19 de jul. de 2004

OPERAÇÃO TAPA -TUDO

Tome-se buraco por ausência; vácuo; vazio; lacuna. Mais que cavidade, aqui os buracos são o sinal mais latente de abandono.
A cidade anda atolada num buraco tão profundo que parece impossível medir. Até porque, há tempos que um lento e gradual processo de letargia nos acomete. Covas também são buracos. E à medida que cresce nossa insensibilidade, um tom apocalíptico ajuda a constatar que realmente, há um buraco para cada um de nós. Sem saber o que fazer, a cidade assiste impassível a metástase dos buracos, desenganada pelas autoridades. A culpa, fácil constatar, é da chuva. Precipitada por natureza, ela causou todos os males e, pior, evitou que se aplicasse logo o remédio para a cura das mazelas. Fez de vítima todos nós aqui, lá no interior, mais perto do que a gente podia imaginar. Precipitação combinada com falha na fundação, lá no começo, na raiz do problema. E mais um buraco preencheu de vazio a existência de milhares. Manchete de primeira do Jornal Nacional, a precipitação, a falha, o buraco e a tragédia fizeram parte da programação durante alguns dias. O poder público no Brasil sempre soube da importância de audiências para a resolução dos problemas, aqui, no nosso interior, não foi diferente. Nem seria diferente na nossa tragédia cotidiana. Havia, antes de tudo acontecer, um plano de ação ostensiva contra a proliferação dos buracos nas principáis vias da cidade.

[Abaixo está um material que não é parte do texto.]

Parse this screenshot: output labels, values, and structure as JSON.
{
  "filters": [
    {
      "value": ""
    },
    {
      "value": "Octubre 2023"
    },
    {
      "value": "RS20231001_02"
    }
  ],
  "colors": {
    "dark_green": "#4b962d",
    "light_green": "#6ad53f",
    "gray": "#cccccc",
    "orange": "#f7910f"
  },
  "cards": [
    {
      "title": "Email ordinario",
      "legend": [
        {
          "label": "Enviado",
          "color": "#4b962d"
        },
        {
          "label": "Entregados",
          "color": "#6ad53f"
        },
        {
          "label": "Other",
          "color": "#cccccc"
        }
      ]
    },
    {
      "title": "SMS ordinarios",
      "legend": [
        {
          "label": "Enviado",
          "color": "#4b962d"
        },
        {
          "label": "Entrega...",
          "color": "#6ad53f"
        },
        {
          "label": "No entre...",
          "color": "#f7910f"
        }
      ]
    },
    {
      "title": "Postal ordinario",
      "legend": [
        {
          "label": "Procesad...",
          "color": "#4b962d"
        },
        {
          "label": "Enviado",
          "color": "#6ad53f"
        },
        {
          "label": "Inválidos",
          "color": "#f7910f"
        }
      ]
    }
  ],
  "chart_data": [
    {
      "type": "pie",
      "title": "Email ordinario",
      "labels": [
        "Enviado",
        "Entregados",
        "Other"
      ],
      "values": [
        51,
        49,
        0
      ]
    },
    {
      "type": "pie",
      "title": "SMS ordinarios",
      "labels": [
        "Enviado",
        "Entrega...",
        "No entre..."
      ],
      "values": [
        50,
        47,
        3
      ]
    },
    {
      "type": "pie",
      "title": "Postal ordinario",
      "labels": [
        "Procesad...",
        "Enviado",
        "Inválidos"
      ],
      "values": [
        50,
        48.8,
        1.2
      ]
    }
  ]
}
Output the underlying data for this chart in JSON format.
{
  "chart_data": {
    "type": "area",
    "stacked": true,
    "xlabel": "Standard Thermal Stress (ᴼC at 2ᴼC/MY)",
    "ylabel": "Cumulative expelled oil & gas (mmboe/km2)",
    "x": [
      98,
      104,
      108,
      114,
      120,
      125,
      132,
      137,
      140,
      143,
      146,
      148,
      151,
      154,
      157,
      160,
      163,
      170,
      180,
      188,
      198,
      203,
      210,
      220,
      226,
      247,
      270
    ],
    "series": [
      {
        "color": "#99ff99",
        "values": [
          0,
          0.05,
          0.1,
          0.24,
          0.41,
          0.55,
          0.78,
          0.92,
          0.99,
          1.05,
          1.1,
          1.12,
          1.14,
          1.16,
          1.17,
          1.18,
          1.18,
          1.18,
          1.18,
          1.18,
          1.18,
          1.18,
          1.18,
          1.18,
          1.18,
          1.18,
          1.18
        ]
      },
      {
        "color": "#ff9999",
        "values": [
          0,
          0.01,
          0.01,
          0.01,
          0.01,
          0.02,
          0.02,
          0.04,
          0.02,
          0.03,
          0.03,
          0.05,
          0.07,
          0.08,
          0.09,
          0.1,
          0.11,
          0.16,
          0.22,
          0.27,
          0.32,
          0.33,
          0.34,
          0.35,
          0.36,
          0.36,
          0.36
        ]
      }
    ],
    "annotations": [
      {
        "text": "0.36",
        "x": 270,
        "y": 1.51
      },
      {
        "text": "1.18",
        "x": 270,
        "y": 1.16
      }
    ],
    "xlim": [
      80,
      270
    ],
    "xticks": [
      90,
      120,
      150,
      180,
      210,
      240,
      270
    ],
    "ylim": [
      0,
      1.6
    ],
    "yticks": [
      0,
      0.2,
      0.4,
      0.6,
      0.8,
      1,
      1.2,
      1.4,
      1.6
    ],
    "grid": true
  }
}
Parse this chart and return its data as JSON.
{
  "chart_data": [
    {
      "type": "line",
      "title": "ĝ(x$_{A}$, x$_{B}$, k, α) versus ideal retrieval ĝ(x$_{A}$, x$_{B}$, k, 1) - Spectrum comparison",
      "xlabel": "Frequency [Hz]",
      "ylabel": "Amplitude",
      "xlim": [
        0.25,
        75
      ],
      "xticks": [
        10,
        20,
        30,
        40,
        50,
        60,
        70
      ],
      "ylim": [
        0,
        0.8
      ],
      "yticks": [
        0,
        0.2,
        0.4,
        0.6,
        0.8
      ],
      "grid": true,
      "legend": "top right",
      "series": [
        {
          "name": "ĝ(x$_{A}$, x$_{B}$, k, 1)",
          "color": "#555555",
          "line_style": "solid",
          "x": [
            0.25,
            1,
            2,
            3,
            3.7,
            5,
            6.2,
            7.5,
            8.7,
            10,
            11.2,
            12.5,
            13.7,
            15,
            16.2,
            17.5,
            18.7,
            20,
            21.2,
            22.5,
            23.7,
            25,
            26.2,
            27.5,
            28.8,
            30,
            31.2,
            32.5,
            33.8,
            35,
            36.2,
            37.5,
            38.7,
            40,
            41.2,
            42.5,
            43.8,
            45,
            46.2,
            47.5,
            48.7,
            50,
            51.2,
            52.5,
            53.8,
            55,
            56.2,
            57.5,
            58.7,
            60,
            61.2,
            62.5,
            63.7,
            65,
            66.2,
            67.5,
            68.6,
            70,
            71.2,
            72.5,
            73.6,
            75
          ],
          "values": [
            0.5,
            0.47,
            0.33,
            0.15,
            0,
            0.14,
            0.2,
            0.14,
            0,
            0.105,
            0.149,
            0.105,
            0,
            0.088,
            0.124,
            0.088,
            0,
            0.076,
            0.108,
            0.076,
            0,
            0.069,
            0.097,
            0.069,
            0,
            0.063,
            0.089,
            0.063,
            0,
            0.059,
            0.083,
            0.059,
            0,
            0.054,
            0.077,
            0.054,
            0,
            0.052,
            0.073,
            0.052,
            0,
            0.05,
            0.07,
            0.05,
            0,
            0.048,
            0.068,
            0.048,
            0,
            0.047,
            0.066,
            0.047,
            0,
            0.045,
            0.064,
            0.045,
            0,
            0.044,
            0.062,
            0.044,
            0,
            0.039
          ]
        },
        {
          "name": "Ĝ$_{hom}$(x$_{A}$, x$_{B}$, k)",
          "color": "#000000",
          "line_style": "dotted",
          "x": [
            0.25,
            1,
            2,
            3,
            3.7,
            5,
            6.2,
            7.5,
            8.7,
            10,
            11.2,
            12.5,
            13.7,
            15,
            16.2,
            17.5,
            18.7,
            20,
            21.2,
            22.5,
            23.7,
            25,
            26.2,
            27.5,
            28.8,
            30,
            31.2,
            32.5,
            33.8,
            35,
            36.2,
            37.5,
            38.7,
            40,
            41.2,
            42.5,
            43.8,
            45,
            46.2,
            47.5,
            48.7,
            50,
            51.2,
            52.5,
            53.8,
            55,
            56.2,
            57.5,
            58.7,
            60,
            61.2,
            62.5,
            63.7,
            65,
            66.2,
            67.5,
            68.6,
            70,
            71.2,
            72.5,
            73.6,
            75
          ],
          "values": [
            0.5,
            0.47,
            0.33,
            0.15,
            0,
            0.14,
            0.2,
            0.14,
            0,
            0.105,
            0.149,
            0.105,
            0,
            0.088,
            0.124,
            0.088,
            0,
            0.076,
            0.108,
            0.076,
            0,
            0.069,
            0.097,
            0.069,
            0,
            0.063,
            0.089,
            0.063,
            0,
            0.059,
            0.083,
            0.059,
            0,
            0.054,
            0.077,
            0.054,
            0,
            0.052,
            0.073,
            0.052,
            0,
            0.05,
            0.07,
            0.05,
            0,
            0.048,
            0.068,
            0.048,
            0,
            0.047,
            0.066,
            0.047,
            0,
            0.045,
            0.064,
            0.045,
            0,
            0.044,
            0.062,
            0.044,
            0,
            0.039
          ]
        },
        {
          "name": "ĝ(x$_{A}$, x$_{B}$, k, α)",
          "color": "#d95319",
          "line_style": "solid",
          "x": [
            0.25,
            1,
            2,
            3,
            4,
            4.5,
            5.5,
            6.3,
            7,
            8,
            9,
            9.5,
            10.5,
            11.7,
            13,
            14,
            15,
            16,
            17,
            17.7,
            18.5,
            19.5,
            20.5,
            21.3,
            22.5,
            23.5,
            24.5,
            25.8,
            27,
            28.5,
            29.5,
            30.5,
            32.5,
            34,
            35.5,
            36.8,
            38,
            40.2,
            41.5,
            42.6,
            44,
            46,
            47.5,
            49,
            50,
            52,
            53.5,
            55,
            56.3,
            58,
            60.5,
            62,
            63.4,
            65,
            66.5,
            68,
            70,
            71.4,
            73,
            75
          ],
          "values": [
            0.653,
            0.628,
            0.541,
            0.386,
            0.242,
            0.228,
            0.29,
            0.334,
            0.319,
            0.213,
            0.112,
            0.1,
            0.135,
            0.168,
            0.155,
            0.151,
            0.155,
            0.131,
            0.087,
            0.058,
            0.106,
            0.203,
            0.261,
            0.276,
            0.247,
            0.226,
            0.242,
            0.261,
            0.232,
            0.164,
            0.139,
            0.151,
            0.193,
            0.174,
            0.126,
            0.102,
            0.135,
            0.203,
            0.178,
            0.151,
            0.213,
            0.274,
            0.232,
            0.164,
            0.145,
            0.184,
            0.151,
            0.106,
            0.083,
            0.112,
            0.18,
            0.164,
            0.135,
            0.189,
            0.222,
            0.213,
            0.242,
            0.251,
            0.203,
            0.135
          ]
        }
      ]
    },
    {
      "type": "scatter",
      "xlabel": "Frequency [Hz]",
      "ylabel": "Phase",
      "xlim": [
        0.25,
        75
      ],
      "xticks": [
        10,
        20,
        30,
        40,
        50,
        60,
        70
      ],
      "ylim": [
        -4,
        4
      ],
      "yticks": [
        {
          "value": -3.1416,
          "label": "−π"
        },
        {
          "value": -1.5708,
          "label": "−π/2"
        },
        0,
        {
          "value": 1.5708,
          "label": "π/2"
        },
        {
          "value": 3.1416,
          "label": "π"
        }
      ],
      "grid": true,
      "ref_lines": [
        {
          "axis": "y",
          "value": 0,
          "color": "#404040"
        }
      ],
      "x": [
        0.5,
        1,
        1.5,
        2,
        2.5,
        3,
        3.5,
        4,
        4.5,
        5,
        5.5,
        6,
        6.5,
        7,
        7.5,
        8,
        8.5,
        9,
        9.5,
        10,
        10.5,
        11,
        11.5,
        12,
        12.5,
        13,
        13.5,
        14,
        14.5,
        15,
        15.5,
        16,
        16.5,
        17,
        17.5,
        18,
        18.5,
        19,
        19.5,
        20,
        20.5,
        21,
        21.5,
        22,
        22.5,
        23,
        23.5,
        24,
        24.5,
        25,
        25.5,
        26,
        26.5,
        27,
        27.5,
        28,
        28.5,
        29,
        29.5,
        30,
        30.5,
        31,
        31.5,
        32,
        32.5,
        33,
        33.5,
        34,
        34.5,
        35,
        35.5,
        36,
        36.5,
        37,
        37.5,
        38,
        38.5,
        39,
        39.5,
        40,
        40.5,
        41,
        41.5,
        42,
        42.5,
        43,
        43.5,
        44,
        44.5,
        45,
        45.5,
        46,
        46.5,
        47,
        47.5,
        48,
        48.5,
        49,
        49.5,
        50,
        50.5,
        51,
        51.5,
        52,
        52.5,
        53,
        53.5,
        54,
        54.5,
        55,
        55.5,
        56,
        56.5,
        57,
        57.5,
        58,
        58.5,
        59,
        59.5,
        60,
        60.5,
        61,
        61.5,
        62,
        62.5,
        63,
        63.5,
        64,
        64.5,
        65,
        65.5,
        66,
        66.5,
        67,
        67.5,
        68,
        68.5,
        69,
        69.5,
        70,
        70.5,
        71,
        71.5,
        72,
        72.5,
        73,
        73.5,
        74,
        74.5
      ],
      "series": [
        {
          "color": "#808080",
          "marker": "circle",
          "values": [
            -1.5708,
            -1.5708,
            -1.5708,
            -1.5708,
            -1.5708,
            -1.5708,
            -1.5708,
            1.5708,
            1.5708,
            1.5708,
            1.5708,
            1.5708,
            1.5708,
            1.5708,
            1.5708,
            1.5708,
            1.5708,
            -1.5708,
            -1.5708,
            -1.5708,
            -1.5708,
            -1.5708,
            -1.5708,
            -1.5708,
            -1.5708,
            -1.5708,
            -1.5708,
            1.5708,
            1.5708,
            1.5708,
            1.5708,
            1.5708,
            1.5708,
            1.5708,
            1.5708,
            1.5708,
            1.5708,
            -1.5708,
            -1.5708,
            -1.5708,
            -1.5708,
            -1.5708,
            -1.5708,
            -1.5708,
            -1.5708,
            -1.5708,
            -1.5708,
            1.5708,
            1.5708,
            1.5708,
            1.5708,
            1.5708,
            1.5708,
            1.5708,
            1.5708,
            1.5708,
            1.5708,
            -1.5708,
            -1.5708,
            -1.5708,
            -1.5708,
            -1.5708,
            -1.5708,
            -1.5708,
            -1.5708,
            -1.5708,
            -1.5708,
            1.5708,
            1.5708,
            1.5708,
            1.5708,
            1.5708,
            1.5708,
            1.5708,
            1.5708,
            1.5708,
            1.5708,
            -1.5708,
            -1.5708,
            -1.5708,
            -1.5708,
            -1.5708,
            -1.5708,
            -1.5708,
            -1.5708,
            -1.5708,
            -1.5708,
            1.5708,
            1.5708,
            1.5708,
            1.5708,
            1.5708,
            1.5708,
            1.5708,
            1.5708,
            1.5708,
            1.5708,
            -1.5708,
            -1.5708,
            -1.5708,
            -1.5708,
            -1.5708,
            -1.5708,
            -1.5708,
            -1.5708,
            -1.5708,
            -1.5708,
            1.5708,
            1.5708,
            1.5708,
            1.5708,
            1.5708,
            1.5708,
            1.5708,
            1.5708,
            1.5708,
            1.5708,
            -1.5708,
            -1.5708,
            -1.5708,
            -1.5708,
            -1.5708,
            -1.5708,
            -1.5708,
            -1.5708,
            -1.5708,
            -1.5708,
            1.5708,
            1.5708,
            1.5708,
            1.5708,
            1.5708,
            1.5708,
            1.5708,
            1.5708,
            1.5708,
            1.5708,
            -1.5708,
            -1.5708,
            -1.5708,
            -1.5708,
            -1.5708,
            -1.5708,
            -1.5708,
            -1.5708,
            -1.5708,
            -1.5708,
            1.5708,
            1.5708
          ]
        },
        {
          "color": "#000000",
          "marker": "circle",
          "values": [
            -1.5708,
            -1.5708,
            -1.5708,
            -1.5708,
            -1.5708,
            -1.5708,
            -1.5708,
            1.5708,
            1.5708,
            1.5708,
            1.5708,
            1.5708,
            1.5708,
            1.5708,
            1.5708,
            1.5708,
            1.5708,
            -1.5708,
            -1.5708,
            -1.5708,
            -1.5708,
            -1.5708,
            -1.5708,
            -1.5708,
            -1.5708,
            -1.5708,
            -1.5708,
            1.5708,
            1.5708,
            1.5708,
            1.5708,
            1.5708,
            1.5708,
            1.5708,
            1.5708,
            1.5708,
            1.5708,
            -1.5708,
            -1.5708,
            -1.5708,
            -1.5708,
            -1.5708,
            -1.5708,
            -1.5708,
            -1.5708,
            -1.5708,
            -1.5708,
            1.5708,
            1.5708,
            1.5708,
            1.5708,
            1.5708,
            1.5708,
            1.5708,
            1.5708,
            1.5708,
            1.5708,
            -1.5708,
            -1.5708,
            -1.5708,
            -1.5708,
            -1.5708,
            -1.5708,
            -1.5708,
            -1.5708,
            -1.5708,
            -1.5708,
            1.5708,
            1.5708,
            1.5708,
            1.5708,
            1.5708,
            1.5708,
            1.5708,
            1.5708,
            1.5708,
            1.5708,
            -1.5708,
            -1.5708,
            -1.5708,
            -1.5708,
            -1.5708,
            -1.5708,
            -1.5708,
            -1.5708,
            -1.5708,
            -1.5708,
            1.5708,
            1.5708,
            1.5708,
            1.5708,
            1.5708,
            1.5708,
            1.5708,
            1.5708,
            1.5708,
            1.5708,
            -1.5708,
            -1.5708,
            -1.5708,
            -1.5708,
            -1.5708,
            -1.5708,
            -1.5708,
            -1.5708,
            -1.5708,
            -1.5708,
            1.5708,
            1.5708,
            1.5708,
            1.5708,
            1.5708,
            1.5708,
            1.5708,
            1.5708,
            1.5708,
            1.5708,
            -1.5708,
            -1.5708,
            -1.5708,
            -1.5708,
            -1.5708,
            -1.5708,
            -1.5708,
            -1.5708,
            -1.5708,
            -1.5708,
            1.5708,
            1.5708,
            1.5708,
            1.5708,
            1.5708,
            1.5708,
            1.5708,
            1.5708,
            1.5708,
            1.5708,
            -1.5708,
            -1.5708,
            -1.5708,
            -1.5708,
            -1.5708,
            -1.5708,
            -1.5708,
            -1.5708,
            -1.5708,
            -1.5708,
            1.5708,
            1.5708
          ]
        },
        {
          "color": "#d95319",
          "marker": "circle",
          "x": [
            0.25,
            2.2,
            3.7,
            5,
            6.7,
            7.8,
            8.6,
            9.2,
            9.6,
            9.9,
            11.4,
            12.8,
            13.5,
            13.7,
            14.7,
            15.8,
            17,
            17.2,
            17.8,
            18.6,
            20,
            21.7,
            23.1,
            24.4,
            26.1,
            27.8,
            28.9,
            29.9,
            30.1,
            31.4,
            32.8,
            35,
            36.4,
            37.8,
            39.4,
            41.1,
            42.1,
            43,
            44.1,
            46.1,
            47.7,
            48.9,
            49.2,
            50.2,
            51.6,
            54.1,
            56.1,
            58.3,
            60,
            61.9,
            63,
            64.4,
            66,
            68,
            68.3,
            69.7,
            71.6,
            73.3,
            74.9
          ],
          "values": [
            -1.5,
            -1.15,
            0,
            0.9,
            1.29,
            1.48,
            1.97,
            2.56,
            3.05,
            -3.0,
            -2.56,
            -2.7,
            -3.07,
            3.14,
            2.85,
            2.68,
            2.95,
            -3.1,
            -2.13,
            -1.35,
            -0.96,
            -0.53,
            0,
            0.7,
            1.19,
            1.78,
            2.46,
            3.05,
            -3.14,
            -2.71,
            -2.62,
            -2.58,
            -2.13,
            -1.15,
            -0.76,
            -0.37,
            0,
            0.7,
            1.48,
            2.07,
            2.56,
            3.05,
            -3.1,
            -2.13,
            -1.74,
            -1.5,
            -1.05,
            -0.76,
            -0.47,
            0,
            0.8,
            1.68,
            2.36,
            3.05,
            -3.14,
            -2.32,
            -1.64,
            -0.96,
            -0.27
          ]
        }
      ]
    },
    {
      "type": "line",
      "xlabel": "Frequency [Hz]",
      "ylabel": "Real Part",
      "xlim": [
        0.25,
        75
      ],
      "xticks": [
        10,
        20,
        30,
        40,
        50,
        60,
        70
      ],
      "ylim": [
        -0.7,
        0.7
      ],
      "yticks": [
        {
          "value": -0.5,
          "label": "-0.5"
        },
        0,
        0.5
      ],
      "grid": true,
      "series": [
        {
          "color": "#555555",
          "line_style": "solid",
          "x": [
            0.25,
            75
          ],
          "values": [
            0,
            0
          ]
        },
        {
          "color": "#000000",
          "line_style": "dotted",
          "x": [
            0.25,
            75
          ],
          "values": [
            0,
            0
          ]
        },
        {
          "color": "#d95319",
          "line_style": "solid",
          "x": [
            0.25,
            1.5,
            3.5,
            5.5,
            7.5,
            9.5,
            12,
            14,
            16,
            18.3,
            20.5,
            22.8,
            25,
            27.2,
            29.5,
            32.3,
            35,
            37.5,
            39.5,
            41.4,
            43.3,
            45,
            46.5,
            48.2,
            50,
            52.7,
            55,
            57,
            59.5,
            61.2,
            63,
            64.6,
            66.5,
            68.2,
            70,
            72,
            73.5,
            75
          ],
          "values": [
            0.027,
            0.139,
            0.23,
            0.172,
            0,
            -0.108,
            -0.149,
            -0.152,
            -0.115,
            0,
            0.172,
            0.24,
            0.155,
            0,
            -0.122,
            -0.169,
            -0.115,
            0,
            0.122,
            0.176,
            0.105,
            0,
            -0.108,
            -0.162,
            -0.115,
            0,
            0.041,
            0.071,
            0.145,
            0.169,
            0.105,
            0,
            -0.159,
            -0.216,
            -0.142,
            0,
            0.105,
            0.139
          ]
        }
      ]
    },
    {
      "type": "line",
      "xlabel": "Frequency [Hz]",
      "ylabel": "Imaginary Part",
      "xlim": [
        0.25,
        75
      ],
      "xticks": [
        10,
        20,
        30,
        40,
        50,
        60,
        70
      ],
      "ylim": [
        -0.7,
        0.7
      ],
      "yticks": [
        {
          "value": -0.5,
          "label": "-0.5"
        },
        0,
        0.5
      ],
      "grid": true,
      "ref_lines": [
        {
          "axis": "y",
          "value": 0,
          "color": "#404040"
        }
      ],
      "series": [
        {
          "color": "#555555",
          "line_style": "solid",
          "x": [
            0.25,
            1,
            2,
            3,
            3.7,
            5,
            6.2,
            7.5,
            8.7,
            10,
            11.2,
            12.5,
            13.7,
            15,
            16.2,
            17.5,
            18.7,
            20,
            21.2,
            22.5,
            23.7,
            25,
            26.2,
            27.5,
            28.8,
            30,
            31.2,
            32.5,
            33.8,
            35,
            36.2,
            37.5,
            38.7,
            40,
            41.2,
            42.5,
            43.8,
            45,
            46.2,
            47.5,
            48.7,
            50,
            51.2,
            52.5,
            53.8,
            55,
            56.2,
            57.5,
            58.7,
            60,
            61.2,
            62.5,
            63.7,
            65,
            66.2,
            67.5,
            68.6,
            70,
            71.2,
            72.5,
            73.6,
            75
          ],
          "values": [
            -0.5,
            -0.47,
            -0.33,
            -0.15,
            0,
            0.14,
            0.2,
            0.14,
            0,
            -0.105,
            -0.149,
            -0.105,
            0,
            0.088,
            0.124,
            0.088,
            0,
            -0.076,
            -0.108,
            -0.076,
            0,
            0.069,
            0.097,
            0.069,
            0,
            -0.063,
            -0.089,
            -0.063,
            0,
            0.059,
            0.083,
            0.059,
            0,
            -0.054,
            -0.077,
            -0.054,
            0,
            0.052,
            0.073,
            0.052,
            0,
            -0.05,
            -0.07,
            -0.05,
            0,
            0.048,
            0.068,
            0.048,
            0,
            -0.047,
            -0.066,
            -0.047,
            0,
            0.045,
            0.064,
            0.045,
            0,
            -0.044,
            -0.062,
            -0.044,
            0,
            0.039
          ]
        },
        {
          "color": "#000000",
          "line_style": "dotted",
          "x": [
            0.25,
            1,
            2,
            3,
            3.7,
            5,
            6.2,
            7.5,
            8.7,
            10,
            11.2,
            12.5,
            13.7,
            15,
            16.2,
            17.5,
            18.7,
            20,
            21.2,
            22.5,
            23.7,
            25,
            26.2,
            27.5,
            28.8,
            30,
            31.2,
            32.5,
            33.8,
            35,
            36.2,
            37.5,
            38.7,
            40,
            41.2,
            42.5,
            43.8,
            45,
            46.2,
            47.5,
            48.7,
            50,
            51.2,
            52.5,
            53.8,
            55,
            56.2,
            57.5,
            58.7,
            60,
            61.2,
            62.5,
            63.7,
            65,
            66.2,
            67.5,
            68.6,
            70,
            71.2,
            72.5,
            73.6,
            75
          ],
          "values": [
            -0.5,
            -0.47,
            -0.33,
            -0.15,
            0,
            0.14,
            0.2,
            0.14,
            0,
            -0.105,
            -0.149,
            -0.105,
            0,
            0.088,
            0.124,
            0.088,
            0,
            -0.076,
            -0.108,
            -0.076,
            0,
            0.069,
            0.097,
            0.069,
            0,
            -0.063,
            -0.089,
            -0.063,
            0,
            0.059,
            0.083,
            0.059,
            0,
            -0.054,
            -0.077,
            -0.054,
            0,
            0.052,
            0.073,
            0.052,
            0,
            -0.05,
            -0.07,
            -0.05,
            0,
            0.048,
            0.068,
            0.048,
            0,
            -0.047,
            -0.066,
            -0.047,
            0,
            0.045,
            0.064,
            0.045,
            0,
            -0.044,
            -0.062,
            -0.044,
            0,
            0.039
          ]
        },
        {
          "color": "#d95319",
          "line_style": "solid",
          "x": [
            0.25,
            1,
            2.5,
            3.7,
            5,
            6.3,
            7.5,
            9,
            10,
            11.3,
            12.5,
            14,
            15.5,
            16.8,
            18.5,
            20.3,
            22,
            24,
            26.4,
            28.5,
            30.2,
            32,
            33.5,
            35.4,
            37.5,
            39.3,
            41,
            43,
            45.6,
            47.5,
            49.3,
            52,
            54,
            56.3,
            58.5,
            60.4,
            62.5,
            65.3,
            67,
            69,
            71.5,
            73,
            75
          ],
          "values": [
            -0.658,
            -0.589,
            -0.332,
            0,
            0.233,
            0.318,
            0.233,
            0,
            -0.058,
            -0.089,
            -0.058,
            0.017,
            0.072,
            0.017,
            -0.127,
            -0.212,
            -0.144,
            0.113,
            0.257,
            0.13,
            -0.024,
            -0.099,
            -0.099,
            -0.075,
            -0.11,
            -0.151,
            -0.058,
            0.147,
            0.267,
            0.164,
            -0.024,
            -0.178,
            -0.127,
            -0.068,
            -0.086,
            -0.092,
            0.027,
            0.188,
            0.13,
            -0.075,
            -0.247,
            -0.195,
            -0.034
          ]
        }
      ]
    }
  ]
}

Era a sonora e popular, Operação Tapa-Tudo que, por causa das chuvas, não pôde ser iniciada. Ainda bem. Houve tempo para percebermos que buracos maiores estavam nas nossas caras, casas e escolas. Em horário nobre, uma estatística pobre, demonstrava por A+B que nossas crianças e escolas tinham falhas terríveis, falhas na fundação, um buraco na aprendizagem, falhas na raiz de uma tragédia maior. Pior que qualquer buraco é a ausência. É a constatação de que nós estamos na “lanterna de um futuro que virá”. Pior é saber que a Operação Tapa-Tudo, está dando muito certo, antes mesmo de começar.
 
EXTRA
 
Existe uma coisa interessante que lembrei assim que soube que escreveria sobre buracos. Senão todo mundo, muitos sabem que a Globo, em geral, sempre deixa “deixas”, anunciando as trilhas sonoras de suas novelas. Assim, se formou uma geração de pessoas que decoravam sempre partes de canções de muito sucesso. É o que a gente pode nomear, aqui na brincadeira, de One Part Hit. Essas “deixas” servem para tapar os buracos proporcionados pelos espaços comerciais e as chamadas dos programas.